We did lots of things together, as kids always do. Curious, exploring, seeing how the world works, playing, building things together. His dad had a large workshop, as big as a triple wide garage. It had a paved floor and when there was no machinery inside, we used it as an indoor tennis court. Strung a rope from one wall to the other and spent hours hitting a ball to each other with homemade paddles.

The creek that ran through the back of our property went across country and ran behind Ronnie’s property as well. One day we decided to follow it and see how far it went. Perhaps all the way to the mountains in the south that divided Canada from the United States. There was something quite exotic and mysterious about there being another country on the other side of the mountains. I wondered if the American people looked different from us. I wanted to go there. We followed the creek for a long time. It wound and curved and squiggled like a writhing snake over the landscape, so even though we walked a long time, we didn’t actually get very far. Certainly not to America.

One adventure took us on an enterprise to the edge of the golf course. Our plan was to circle the fence line and collect stray golf balls that poor golfers had hit over the fence. We planned to sell them back and earn a little money. A win win. I don’t recall if we sold any but if we did, it wasn’t many because for all the hours we spent searching the underbrush and ditches around the course, we found very few golf balls.

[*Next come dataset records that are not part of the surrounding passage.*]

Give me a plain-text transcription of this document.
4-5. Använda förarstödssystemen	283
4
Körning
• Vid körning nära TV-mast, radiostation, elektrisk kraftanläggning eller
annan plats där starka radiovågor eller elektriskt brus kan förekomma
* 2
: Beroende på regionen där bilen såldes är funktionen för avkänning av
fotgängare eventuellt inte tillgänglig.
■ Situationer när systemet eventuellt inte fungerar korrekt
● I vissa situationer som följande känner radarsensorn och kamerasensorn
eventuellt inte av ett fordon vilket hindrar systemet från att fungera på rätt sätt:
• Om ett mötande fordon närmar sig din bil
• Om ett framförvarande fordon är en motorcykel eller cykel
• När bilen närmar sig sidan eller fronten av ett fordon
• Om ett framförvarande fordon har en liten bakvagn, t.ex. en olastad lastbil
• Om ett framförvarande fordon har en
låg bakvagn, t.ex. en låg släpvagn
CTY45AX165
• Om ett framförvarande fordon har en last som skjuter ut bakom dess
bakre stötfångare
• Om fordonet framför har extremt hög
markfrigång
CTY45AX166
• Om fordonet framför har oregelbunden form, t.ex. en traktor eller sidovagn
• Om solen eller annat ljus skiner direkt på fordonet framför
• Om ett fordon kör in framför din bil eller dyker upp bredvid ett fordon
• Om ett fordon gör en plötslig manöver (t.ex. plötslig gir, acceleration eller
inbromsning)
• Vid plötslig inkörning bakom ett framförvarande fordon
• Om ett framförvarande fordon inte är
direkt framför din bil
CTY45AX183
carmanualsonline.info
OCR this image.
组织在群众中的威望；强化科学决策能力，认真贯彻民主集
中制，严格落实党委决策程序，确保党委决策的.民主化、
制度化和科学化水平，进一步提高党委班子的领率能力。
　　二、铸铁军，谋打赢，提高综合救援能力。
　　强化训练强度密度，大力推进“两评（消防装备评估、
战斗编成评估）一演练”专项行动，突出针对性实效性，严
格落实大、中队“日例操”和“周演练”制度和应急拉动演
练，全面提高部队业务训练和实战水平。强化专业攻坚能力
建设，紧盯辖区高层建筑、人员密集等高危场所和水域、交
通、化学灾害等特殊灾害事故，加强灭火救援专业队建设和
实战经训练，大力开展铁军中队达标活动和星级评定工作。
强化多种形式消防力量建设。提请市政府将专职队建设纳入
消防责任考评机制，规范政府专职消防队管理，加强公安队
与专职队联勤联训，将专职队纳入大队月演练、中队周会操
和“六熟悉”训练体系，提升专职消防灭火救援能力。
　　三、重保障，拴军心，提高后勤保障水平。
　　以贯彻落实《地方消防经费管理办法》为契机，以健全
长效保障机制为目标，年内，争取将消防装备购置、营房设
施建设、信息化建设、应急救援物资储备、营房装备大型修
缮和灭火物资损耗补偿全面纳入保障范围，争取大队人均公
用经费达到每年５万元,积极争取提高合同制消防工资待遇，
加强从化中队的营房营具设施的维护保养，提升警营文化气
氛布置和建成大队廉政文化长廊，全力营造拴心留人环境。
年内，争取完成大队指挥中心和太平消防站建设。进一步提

We built a sort of tree fort with some spare planks that Ronnie’s dad had. It wasn’t a real fort, more like a platform across the place where the tree trunk separated into a few smaller trunks. It was on the other side of the creek that ran through the Janischewski property. There were frogs that lived along the creek beneath the tree fort. One day Ronnie told me that there were people that ate frog’s legs. We decided to see if that could be possible, if there was even enough meat on a frog’s leg to eat. We caught a small frog beside the creek and removed the frog’s skin, while it was still alive. Clearly there was not enough flesh on those tiny frog legs to make a meal for anyone.

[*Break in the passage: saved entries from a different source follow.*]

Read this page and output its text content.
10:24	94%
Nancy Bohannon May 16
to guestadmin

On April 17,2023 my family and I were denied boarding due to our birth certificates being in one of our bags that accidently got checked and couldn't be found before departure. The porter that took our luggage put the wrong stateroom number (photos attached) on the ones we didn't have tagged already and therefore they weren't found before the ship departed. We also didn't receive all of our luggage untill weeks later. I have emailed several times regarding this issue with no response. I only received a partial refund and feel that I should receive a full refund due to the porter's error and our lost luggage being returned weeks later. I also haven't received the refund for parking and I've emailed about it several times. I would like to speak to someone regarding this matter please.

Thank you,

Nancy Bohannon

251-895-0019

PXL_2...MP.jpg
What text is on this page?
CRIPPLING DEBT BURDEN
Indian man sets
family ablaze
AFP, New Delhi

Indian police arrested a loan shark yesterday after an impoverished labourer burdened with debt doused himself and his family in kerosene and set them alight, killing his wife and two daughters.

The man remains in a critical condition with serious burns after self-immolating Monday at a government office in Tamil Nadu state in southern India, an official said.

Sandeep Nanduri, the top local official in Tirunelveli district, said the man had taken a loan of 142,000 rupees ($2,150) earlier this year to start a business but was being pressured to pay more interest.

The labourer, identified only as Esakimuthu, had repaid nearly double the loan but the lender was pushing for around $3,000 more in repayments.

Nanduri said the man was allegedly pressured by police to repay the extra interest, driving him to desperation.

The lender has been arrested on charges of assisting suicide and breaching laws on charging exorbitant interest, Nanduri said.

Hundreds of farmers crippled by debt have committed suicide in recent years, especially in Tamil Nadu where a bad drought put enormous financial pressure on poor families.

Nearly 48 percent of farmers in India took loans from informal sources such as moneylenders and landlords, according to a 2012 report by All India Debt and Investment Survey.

It didn’t occur to us, at the time, the pain and suffering we inflicted on that small creature, just to satisfy our curiosity. But it was awful and horrendous and completely unnecessary and once I came to understand the cruel and brutal thing I had done; I have regretted it ever since. Even though the torture we inflicted was not done out of malice or to sway power over a lesser creature, it was needless and saying sorry is simply not enough and does not assuage the act of ending the existence of a living being just for curiosity. I wonder if Ronnie came to feel as bad about that as I do.